A l'école, une seule amie est au courant de ce qui arrive dans notre famille. Je n'en ai pas parlé aux autres. Aujourd'hui, papa doit me téléphoner pour me dire si le foie est traitable et si c'est guérissable. Durant le cours de sciences, l'éducatrice m'appelle. Je la suis et je prends le téléphone. Papa est au bout du fil, il m'annonce la réponse des médecins. Le foie de maman n'est pas guérissable. En d'autres termes, on peut mettre les métastases sur pause, mais elles ne partiront jamais. Maman devra subir des traitements toute sa vie, si ces derniers fonctionnent... Je tente de le rassurer, du mieux que je peux, et en même temps je tente de me rassurer moi-même. Je lui dit que ce n'est pas grave, qu'elle aura des traitements toute sa vie mais que tout ira bien. Je raccroche et m'effondre. Les larmes coulent le long de mes joues rondes, je ne peux plus m'arrêter de pleurer. L'éducatrice ne comprend pas. Je lui explique la situation.

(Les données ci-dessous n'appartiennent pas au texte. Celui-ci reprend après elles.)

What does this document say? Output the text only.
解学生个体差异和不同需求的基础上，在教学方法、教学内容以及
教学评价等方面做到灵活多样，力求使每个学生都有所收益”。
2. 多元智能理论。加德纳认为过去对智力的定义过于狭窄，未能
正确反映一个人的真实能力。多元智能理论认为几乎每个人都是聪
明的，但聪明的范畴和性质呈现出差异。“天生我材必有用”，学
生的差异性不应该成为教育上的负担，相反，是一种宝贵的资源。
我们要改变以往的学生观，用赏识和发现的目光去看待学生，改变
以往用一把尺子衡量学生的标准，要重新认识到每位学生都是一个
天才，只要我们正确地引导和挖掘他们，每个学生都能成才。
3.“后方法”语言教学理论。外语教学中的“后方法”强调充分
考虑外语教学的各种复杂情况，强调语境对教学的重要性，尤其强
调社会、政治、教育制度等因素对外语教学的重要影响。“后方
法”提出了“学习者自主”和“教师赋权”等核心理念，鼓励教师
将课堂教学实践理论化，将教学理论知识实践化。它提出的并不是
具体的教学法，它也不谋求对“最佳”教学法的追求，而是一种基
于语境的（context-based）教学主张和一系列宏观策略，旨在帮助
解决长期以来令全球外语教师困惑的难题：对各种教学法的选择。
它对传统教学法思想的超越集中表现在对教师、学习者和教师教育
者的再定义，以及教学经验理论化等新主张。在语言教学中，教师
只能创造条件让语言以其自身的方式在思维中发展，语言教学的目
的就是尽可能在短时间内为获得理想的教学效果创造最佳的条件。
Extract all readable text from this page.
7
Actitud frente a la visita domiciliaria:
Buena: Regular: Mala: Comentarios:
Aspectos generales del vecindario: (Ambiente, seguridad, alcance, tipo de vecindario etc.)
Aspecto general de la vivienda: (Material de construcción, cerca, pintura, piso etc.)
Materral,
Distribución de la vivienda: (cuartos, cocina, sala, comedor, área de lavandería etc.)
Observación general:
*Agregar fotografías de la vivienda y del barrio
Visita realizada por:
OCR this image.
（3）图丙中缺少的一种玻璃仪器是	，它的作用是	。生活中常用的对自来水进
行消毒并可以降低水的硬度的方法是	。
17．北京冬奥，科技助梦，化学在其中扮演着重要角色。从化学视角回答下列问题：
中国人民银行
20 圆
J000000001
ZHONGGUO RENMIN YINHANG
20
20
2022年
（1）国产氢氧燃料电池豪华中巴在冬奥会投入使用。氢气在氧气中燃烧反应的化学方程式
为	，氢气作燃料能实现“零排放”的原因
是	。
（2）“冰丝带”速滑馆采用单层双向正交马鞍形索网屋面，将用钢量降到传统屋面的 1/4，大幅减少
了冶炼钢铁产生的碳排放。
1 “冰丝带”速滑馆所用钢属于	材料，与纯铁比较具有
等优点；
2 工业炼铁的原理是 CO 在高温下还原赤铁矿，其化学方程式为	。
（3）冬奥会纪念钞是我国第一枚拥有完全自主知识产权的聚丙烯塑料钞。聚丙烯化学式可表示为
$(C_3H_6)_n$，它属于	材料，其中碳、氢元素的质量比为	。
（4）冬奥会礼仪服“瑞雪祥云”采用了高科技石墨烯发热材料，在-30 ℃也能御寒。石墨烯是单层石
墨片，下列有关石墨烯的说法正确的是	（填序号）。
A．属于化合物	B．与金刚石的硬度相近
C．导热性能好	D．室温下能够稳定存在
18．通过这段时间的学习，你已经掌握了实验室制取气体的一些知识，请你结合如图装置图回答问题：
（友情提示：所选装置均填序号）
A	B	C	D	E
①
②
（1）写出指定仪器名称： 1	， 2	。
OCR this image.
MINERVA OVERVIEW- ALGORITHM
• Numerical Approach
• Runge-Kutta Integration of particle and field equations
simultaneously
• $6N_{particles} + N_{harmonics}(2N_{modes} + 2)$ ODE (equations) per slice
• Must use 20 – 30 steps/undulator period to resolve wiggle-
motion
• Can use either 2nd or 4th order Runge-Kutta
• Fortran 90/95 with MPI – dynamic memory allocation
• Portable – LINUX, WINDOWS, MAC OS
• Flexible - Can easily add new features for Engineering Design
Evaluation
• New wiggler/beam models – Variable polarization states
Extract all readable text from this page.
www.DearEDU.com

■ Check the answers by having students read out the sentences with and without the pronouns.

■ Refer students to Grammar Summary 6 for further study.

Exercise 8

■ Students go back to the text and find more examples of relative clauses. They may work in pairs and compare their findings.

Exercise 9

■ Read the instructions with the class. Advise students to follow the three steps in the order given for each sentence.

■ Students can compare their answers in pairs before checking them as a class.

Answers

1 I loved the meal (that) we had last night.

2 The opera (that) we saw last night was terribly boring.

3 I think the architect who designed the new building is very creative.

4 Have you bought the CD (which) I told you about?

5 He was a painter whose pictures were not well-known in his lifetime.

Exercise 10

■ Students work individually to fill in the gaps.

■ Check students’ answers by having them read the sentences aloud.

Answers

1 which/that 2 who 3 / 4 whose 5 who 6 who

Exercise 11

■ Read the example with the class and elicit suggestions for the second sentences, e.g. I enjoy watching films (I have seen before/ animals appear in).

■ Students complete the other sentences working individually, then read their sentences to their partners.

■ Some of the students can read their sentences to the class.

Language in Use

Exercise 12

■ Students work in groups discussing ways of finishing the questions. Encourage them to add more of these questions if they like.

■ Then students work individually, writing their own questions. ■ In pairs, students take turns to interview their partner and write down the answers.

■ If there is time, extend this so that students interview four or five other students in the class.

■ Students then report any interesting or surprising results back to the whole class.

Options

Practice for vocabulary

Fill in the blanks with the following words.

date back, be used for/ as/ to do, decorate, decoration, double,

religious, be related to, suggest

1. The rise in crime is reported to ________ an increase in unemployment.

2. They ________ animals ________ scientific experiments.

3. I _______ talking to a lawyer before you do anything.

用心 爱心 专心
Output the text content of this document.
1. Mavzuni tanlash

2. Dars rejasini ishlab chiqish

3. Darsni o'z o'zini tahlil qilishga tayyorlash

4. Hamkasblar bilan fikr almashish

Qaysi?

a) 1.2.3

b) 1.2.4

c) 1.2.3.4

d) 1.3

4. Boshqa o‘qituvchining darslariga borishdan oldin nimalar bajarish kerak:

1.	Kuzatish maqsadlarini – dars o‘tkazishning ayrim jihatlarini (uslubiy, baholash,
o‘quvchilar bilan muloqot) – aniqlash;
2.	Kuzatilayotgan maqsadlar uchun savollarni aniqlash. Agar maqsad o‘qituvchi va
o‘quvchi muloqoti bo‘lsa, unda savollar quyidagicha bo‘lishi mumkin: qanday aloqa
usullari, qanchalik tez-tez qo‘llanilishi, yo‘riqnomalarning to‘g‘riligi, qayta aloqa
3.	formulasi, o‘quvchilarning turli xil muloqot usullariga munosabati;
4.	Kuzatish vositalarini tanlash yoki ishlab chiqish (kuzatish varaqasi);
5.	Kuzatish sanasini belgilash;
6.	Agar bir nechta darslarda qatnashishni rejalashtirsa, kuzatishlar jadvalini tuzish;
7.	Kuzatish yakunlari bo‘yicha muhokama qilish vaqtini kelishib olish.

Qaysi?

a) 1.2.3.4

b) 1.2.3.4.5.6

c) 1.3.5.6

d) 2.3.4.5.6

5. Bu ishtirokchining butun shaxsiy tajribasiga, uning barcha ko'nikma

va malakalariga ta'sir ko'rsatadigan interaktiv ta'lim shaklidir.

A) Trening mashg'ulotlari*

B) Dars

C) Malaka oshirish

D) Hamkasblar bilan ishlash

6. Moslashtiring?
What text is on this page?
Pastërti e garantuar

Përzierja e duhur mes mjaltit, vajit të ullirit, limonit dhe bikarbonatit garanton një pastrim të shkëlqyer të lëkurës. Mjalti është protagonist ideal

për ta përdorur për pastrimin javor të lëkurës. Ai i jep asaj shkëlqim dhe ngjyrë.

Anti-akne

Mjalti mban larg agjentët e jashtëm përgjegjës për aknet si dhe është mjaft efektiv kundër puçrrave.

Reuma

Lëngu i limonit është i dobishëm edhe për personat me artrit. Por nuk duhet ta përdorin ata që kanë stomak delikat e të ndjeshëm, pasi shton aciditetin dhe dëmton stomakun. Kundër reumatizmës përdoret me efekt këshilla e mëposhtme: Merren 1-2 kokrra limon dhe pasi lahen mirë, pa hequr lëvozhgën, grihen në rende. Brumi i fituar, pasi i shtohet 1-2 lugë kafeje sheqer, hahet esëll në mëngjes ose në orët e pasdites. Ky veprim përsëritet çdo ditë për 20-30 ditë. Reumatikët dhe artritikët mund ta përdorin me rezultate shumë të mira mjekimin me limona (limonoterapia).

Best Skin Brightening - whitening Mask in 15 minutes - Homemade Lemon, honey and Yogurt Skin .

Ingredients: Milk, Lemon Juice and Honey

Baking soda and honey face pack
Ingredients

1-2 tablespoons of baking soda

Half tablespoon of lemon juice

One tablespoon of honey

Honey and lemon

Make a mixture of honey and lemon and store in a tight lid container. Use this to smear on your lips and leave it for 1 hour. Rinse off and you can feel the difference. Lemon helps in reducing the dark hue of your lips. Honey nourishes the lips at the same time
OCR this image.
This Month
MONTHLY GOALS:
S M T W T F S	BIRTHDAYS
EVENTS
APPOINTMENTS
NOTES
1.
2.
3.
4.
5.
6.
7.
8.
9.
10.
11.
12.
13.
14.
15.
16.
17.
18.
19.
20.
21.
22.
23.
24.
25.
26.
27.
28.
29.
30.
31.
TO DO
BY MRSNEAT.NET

Elle me demande si je souhaite avertir les professeurs, je lui dis que oui. Si je dois recevoir un appel, au moins, ils seront au courant. L'éducatrice sort avec ma professeur de sciences et lui explique. Je vois les yeux de cette femme se remplir de larmes, et venir vers moi afin de me prendre dans ses bras. C'est le moment le plus réconfortant que j'ai vécu depuis des semaines. Elle m'explique que son mari a vécu ça lorsqu'il était encore jeune, et qu'il s'en est sorti. Elle me dit de me battre, de ne pas perdre espoir, et elle me remonte le moral. La cloche retenti, les élèves sortent de la classe. Ils m'observent, ils ne comprennent pas, ils sont curieux. Il faudra bien leur annoncer à un moment ou à un autre. Je pense que le moment est arrivé.


Je monte deux étages et me dirige avec mon amie vers la classe pour notre prochain cours. Je lui explique ce que les médecins ont dit. Elle me soutient, ça me fait du bien. Mes yeux imbibés de sang trahissent mon état. Je demande à mon amie de prévenir la professeur et de lui expliquer ma situation. Elle ne me dit rien, et nous demande de faire des groupes afin de travailler sur un sujet. Nous sommes trois, Marco, Jess (mon amie), et moi. Lorsque tout le monde est installé, la professeur arrive près de moi et me demande alors "ta maman est malade elle a un cancer ? Explique-moi". Je vois le visage de Marco se décomposer, lui qui n'était pas au courant. J'explique la situation. Elle ne tente pas de me rassurer mais agit objectivement. 

Aujourd'hui, avec le recul, je comprends ce qu'elle a voulu faire ce jour-là.

Lorsqu'elle reprend la ronde dans la classe, mon ami s'excuse, me dit être désolé pour moi, qu'il ne savait pas. Je lui réponds qu'il n'y a aucun souci. A la fin du cours, j'en parle à quelques élèves. Ils ne disent rien, ils perdent leurs mots. Certains me donnent du courage, d'autres m'adressent un sourire, mais tous me disent être présents si j'ai besoin de quoi que ce soit. C'est aussi ça la maladie, avoir des gens qui nous soutiennent, un peu, beaucoup. C'est ce qui nous maintient debout.


Aujourd'hui, j'espère de tout coeur que jamais tu ne t'es sentie seule durant ces moments douloureux maman. Je veux que tu saches que j'aurais décroché les étoiles pour toi, j'aurais déplacé la lune si elle avait pu t'apaiser la nuit. J'aurais tout fait pour que jamais tu ne ressentes le vide qui me serre le coeur aujourd'hui, maintenant que tu n'es plus là.